Lonjakan besar korban jiwa akibat tindak represif junta militer Myanmar tercatat pada Minggu (14/3) kemarin yang digambarkan serupa medan perang dengan desingan peluru serta asap membumbung tinggi.
- Elvariza Opita
- Senin, 15 Maret 2021 - 13:49 WIB
WowKeren - Gejolak berdarah tengah terjadi di Myanmar setelah junta militer mengkudeta kepemimpinan Aung San Suu Kyi dan kubu demokrasi. Kudeta ini pun memicu protes besar-besaran dari masyarakat sipil, yang sayangnya dibalas dengan tindak represif militer.
Salah satu buktinya adalah kejadian pada Minggu (14/3) kemarin, ketika setidaknya 39 orang meninggal dalam upaya protes di distrik industrial. Mengutip The Guardian, sudah lebih dari 80 orang yang meninggal akibat serangan junta militer. Lonjakan besar kematian akibat tindak represif militer juga tercatat, dengan yang terparah pada Minggu kemarin.
Kedutaan besar Tiongkok menyatakan banyak pekerja dari negaranya yang terjebak serta terluka akibat upaya represif junta militer kepada warga sipil. Tak hanya itu, sepanjang hari Minggu kemarin, suara tembakan tak berhenti terdengar, memaksa warga yang tak turun ke jalan untuk terus bersembunyi. Asap juga terlihat membumbung tinggi di berbagai lokasi ditambah dengan truk-truk militer yang terlihat menyisir perumahan warga.
Serangan yang semakin "gila" ini, disebut-sebut akibat seruan revolusi oleh pemimpin kubu demokrasi Myanmar saat ini, Mahn Win Khaing Than. Politikus veteran Myanmar yang sebelumnya menjabat sebagai Juru Bicara pemerintahan Suu Kyi itu menilai negaranya tengah berada dalam fase tergelap.
"Ini adalah momen tergelap negara kita, momen saat fajar kian dekat," ujar Mahn Win Khaing Than dalam rekaman video.
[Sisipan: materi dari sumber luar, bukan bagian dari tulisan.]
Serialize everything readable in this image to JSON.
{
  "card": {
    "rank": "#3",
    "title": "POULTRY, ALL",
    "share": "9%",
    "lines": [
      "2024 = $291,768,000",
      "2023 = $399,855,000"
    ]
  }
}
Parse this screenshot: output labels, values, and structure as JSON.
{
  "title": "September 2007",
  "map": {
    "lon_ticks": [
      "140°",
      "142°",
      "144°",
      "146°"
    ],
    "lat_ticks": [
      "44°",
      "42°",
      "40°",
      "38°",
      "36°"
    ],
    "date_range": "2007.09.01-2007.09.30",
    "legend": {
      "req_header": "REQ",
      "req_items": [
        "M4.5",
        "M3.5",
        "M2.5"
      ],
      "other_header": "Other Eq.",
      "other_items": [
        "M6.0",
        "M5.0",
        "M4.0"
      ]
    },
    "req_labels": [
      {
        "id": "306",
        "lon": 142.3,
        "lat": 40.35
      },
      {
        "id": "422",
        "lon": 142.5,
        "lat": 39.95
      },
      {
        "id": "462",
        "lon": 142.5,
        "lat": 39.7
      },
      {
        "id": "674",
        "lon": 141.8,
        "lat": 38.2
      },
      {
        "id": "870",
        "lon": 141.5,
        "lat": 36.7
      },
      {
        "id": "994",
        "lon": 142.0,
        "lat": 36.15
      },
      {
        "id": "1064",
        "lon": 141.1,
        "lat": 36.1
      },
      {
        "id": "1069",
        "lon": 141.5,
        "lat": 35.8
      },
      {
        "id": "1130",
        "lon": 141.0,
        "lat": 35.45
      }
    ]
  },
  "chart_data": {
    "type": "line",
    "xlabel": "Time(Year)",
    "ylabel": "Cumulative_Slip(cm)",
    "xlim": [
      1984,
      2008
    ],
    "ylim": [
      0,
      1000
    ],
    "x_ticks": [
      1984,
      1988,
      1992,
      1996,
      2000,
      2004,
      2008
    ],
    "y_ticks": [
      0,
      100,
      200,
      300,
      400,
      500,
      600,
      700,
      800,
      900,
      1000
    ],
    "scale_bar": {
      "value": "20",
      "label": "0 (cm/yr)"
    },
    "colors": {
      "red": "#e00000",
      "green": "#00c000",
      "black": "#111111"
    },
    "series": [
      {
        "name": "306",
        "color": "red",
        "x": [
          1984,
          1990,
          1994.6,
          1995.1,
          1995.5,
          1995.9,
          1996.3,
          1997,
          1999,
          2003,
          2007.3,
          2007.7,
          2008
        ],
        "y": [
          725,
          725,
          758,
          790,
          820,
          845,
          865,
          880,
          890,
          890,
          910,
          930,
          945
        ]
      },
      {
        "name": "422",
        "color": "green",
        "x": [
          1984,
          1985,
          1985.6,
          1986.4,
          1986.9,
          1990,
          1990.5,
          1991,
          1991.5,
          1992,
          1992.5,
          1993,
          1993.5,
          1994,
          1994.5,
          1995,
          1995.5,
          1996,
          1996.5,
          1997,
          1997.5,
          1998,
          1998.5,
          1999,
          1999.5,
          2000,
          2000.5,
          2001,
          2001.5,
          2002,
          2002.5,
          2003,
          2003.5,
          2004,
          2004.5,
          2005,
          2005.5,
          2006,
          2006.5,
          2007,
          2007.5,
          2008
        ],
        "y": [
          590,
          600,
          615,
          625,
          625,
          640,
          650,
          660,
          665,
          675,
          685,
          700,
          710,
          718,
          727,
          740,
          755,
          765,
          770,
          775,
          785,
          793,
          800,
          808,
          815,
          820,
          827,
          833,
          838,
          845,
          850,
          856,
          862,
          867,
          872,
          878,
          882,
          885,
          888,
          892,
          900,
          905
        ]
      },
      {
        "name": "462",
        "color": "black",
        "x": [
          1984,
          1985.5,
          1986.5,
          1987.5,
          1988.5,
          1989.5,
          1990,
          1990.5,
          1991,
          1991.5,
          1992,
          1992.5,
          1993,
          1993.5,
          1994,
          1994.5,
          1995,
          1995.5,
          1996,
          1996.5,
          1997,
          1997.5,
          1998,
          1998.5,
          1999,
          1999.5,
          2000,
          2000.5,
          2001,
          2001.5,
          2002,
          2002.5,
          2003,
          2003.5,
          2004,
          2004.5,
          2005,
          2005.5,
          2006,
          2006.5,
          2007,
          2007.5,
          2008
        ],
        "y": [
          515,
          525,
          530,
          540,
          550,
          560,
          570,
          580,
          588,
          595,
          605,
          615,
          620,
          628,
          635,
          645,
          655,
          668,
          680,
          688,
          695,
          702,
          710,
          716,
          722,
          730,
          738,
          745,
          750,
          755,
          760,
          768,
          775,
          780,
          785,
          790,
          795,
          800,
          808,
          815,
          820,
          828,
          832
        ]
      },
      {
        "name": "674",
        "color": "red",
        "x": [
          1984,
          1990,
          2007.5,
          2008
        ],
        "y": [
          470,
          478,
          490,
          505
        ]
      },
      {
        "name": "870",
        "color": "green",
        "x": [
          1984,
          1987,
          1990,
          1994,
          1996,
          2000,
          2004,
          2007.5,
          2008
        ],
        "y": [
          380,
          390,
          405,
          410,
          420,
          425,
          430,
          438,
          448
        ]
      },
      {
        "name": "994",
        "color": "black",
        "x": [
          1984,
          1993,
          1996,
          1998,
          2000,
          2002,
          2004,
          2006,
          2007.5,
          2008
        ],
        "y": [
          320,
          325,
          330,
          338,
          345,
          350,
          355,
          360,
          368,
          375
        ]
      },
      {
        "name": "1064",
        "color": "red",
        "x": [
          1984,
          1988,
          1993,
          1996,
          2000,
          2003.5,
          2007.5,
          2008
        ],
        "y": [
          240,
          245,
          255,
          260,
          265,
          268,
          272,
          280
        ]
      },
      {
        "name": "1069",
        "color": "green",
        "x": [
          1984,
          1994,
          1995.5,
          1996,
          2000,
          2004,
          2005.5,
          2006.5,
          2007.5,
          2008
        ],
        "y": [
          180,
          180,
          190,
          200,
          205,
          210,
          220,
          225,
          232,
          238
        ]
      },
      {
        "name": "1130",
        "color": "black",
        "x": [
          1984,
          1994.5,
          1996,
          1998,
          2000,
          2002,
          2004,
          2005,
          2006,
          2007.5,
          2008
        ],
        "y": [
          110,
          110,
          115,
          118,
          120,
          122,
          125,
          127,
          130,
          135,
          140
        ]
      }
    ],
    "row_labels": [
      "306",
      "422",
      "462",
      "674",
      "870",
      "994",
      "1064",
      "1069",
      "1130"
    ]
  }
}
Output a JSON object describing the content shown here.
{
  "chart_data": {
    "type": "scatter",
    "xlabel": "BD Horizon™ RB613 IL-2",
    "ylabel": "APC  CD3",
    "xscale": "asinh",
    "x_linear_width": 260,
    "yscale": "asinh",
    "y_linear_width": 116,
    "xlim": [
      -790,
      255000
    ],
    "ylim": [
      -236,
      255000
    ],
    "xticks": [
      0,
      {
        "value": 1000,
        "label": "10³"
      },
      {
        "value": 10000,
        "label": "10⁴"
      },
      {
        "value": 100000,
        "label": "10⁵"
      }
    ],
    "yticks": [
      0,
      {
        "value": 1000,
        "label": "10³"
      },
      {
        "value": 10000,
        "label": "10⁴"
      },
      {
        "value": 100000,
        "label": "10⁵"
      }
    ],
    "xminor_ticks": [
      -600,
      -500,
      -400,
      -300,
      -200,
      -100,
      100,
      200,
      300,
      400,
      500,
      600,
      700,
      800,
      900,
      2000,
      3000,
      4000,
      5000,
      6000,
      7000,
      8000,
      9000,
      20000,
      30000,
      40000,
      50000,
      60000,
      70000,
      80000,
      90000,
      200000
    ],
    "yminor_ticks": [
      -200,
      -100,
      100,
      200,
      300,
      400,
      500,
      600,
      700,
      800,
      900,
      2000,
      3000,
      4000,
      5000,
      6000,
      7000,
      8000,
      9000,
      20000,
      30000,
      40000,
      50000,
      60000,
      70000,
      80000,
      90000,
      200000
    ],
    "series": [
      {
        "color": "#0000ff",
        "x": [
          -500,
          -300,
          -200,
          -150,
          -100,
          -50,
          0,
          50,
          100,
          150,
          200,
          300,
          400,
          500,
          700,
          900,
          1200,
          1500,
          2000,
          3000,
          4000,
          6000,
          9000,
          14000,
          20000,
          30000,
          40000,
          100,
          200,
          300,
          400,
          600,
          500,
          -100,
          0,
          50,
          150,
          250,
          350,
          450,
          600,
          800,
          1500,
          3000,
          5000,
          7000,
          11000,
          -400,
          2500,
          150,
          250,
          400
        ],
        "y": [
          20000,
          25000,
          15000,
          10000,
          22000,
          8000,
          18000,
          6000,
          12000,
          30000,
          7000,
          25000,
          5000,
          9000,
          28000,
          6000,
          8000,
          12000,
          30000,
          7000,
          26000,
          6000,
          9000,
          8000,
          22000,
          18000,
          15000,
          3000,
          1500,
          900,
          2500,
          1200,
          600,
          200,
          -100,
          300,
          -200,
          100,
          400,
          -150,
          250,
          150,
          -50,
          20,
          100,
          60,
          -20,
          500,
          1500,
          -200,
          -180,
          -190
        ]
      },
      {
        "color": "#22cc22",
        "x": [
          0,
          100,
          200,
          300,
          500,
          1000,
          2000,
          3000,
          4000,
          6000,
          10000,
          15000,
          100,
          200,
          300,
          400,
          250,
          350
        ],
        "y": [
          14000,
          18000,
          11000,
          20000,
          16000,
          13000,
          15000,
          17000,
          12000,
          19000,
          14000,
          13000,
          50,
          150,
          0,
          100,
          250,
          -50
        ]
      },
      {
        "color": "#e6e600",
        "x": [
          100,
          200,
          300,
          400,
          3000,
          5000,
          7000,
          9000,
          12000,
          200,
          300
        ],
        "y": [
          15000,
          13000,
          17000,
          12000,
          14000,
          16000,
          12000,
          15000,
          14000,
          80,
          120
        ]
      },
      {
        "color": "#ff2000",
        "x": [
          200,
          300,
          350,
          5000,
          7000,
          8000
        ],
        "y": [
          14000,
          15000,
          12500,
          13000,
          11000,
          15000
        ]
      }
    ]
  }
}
Ini juga pertama kalinya Mahn Win Khaing Than muncul di hadapan publik pasca rekan-rekannya diculik junta militer, di mana sang politikus menyampaikan pesannya dari tempat persembunyiannya.
Mahn Win Khaing Than pun menyerukan ajakan untuk terus bertahan dalam revolusi Myanmar. "Ini waktunya bagi kita, masyarakat, untuk bertahan meski dikepung kegelapan," tegasnya, dilansir dari BBC, Senin (15/3).
"Untuk membentuk demokrasi federal, yang benar-benar diinginkan oleh kita semua, yang telah menderita dari berbagai jenis penindasan dari kediktatoran selama beberapa dekade, revolusi ini adalah kesempatan bagi kita untuk menyatukan upaya kita," imbuhnya. "Terlepas dari perbedaan kita di masa lalu, inilah saatnya kita harus bergandengan tangan untuk mengakhiri kediktatoran selamanya."
Seruan ini pun ditanggapi positif oleh masyarakat Myanmar yang tetap berjuang memprotes kudeta oleh junta militer. "Saya sudah melihat banyak pahlawan berguguran. Tapi saya tetap akan berjuang sampai akhir," kata Ma Khine Lay (21) bertekad meski melawan rasa takut saat membangun barikade dari batu bata dan bambu demi melawan terjangan pasukan militer.